Curators Mark Evans and Ana Debenedetti said the only problem was knowing where to stop: “We excluded huge amounts of trash.” And yet this is not just an arbitrary attempt to make a Renaissance artist look cool by throwing in Andy Warhol’s silkscreen of The Birth of Venus and Rineke Dijkstra’s photographs of teenagers adopting Botticelli poses. It all makes a kind of mad sense. The clue that holds it together is the V&A museum’s only Botticelli painting. It happens to be not just a haunting example of his portraiture of women – she looks straight out of the picture, so directly that some time in the past, someone spooked either by the “evil eye” (malocchio) or by misogynist fears of a female gaze actually slashed her eyes – but a document of Botticelli’s unique relationship with the modern world.

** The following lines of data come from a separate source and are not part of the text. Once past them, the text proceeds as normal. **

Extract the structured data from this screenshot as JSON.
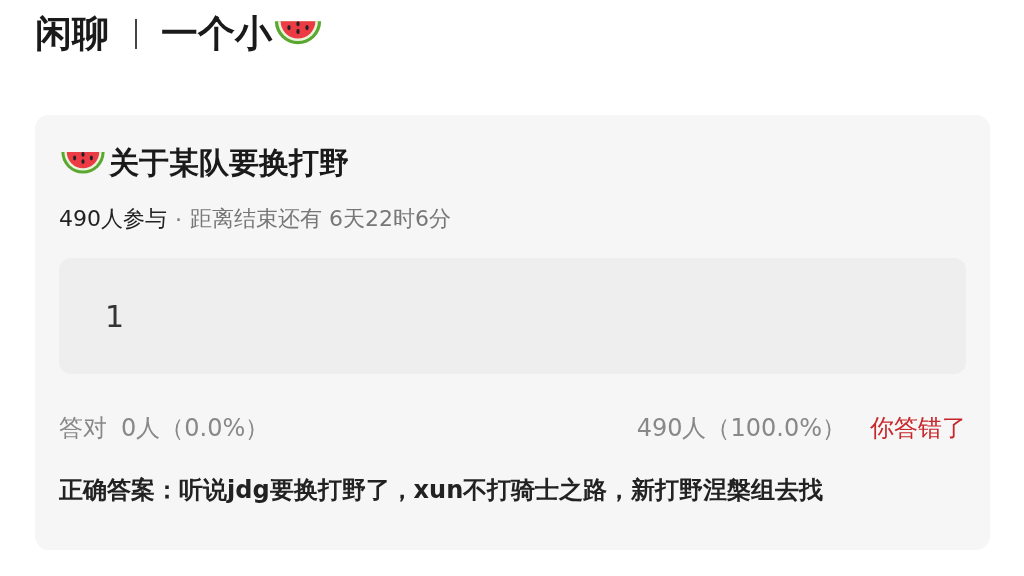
{
  "header": {
    "channel": "闲聊",
    "title": "一个小"
  },
  "poll": {
    "title": "关于某队要换打野",
    "participants": "490人参与",
    "separator": "·",
    "deadline": "距离结束还有 6天22时6分",
    "options": [
      {
        "label": "1"
      }
    ],
    "stats": {
      "correct_label": "答对",
      "correct_count": "0人（0.0%）",
      "wrong_count": "490人（100.0%）",
      "result": "你答错了"
    },
    "answer": "正确答案：听说jdg要换打野了，xun不打骑士之路，新打野涅槃组去找"
  }
}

Other Renaissance geniuses like Leonardo da Vinci, Michelangelo, Titian and Raphael have been famous since their own lifetimes. Botticelli, however, was forgotten for centuries and only started to become an art hero in Victorian times. The V&A’s Botticelli belonged to the Pre-Raphaelite painter Dante Gabriel Rossetti. It hung in his Chelsea home at exactly the moment the Botticelli cult got going. That’s what makes it the pivotal work in Botticelli Reimagined, a document of modernity’s queer relationship with this 15th century artist.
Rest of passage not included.